The form asks if a company already has a license in the state or elsewhere, if it is interested in an “interactive sports betting platform,” contact information and a brief description of the company, among other things.
Twelve companies have returned forms to the commission as of Tuesday afternoon, including DraftKings, Bet Fanatics, operators of Raynham Park in Massachusetts, PointsBet Massachusetts and WynnBET. More are expected by the end of Thursday.
Holey Foag partner Kevin Conroy, who specializes in sports betting, said none of the companies approached him as surprise entrants into the field.
“It seemed to be kind of a good combination of people that we know are going to play in this, and then online operators that have bid in other states,” he said.
The Gaming Commission next meets on September 8, when staff members are expected to provide an update on the regulatory process. Commission staff have already identified 225 potential sports betting topics that will require regulation.
The commission is also expected to schedule another roundtable discussion with potential online operators after holding one with current gaming licensees earlier this month.
Even before Gov. Charlie Baker signed a sports betting bill into law earlier this month, the Gaming Commission had been meeting, researching and considering how it would regulate sports betting. This preparatory work allowed regulators in Massachusetts to hit the ground running on several aspects of getting the new industry off the ground.

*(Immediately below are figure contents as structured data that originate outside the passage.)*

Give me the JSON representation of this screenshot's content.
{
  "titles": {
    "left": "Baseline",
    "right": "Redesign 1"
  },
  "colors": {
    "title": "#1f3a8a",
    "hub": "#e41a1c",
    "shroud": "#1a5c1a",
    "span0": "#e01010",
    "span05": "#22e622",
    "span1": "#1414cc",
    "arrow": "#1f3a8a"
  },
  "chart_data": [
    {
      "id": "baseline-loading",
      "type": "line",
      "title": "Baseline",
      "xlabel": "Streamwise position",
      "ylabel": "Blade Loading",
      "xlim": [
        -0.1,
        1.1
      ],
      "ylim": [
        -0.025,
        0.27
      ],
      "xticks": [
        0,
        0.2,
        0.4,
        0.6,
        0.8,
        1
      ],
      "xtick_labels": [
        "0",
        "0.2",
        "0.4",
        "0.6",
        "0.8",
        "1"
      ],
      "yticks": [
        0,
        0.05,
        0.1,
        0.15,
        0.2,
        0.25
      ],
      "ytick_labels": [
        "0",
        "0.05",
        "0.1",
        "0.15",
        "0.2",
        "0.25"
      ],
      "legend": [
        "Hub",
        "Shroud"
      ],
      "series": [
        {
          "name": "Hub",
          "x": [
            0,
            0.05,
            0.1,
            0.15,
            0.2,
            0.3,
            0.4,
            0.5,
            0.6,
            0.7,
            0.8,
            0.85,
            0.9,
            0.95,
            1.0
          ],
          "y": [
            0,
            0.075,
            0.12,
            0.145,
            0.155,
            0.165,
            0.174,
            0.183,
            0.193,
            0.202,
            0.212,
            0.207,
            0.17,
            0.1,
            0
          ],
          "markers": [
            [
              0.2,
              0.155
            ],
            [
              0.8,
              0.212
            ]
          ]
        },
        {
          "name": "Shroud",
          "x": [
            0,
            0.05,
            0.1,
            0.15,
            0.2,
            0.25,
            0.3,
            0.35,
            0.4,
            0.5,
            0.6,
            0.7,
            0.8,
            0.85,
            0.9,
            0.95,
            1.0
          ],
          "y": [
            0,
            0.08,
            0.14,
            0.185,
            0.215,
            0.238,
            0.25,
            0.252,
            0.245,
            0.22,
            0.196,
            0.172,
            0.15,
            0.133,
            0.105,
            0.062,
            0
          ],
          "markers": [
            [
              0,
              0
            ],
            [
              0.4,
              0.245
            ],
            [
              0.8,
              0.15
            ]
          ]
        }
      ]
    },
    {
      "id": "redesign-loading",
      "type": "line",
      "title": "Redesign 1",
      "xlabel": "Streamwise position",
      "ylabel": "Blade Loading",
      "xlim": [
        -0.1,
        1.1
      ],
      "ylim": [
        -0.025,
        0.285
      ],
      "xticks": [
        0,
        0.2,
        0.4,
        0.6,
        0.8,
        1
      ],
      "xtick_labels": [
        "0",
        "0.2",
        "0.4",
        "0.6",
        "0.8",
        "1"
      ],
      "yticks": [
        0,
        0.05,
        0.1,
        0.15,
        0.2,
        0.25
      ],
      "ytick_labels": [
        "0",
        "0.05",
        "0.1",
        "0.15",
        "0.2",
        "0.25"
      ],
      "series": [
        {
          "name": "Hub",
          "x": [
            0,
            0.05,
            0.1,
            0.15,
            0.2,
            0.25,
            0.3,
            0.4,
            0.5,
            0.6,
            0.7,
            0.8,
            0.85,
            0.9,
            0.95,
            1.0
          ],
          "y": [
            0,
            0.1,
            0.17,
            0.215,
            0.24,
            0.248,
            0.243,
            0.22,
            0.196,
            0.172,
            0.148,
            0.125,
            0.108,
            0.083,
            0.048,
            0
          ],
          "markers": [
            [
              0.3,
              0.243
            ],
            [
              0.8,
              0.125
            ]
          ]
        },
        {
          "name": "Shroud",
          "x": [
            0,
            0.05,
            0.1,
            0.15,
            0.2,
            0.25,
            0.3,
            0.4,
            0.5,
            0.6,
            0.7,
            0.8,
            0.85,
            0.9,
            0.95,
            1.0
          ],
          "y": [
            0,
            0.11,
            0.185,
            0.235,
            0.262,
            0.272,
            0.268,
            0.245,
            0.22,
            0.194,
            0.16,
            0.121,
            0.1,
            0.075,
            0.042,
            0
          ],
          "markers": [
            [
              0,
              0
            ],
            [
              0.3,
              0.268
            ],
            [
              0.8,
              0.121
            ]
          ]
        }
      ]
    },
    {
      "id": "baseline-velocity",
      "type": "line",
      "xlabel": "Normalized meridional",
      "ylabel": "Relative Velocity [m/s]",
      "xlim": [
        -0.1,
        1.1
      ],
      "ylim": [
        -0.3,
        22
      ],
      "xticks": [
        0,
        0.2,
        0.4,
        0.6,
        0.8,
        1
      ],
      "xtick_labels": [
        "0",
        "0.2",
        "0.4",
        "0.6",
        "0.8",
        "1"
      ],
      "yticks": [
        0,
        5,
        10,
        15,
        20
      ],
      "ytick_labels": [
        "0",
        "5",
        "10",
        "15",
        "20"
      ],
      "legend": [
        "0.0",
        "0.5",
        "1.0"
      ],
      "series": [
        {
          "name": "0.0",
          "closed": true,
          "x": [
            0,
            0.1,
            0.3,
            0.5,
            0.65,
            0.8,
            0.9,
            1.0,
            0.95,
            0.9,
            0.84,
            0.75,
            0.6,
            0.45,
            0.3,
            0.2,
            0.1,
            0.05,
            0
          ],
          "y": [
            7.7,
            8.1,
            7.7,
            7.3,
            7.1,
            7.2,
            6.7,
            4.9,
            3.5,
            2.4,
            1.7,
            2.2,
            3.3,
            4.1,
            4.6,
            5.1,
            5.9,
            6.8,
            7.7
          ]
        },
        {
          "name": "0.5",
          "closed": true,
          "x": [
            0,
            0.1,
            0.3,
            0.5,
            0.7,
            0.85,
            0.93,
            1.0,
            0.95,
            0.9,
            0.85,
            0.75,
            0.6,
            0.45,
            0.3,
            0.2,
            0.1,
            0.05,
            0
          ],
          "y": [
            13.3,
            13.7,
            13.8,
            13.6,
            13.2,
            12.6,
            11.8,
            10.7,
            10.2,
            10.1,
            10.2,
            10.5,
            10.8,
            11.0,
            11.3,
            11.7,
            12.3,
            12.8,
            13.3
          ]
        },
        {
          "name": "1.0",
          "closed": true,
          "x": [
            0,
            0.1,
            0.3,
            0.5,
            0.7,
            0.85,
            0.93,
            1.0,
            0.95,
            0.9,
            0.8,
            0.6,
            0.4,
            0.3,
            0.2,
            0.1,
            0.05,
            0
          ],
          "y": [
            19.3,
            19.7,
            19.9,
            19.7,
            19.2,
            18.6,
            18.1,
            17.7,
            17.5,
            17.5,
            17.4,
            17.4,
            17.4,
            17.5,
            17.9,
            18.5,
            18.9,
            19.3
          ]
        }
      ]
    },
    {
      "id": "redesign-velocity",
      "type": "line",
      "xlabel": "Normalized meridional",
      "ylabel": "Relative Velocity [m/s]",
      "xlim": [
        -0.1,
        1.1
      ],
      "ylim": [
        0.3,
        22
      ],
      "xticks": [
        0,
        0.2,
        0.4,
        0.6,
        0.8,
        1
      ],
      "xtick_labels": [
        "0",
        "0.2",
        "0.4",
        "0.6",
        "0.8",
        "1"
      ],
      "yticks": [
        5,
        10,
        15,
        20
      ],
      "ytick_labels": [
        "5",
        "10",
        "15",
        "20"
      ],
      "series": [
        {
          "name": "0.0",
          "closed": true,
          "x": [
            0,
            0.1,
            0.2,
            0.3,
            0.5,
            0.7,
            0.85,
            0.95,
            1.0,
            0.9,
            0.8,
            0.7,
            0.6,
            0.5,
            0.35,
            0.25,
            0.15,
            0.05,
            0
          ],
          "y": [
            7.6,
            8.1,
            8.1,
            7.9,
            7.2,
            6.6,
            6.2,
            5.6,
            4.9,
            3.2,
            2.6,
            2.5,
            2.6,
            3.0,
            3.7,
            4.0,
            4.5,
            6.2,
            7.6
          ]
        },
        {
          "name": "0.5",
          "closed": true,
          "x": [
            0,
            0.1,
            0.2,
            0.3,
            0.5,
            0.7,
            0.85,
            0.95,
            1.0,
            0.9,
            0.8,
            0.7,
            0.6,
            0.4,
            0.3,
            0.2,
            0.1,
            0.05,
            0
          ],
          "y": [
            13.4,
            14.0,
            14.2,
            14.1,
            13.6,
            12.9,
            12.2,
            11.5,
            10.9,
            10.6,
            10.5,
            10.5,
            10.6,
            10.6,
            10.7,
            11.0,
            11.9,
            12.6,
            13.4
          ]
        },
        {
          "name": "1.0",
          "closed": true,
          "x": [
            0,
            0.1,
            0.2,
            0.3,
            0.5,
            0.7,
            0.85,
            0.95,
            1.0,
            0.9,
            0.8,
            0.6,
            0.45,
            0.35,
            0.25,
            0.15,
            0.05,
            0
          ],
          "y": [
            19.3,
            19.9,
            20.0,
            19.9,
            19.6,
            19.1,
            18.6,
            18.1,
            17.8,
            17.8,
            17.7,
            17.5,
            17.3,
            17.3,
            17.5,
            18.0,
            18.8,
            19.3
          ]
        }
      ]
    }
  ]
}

But a significant amount of work remains on the table, and commissioners have indicated they want to take their time to make sure the sports betting industry here is done right and provides adequate consumer protections.
In the weeks since the legalization of sports betting, the Commission has held a series of meetings to discuss the topic with both staff and current gaming licensees – Encore Boston Harbor, MGM Springfield, Plainrdige Park Casino, Suffolk Downs and Raynham Park.
At a roundtable two weeks ago, the five licensed gaming operators made it clear they were ready to start sports betting once the commission puts a regulatory framework in place. And for the most part, licensees agreed that a firm release date would be helpful.
Encore Boston Harbor senior vice president Jacqui Krum previously said a launch date would create a level playing field, though she acknowledged that date will likely be set once the commission is further along in the regulatory process.
Commissioners have tempered expectations in recent weeks for the quick launch of sports betting that state lawmakers had originally hoped for. Before the sports betting bill was signed into law, Commissioner Brad Hill, a former state representative, said implementing the law would take time.
During Tuesday’s webinar, Meisinger said the commission sees enforcement as a “complex problem” and has not set any specific deadlines.
“They will make sure the whole house is in order before they allow betting,” he said. “And so they’re not saying, ‘OK, we’ll be done by September 30,’ because that’s not how they operate. They’re operating on a sort of checklist that we have this in place, this in place, this in place, not a deadline-based format.”
Other outside experts echoed similar sentiments in earlier interviews with MassLive. Sports betting attorney Daniel Wallach said many regulatory bodies across the country are under pressure to move quickly on sports betting.
“But it just doesn’t work that way,” he said. “Ohio and Maryland, in particular, have resisted calls to prepare until the start of the NFL season. I think the regulatory mindset is to fix this and be careful and not be riddled with some of the mistakes that have plagued other states.”
And while the law allows for the use of temporary licenses with a $1 million fee, Foley Hoag partner Jesse Alderman said the commission hasn’t indicated they want to use them anytime soon.
“We take the dim view that even though the statute allows for temporary sports betting licenses, at least for brick-and-mortar venues, premises inside existing gaming facilities and physical simulcast facilities, we don’t see the commission rushing for that,” he said.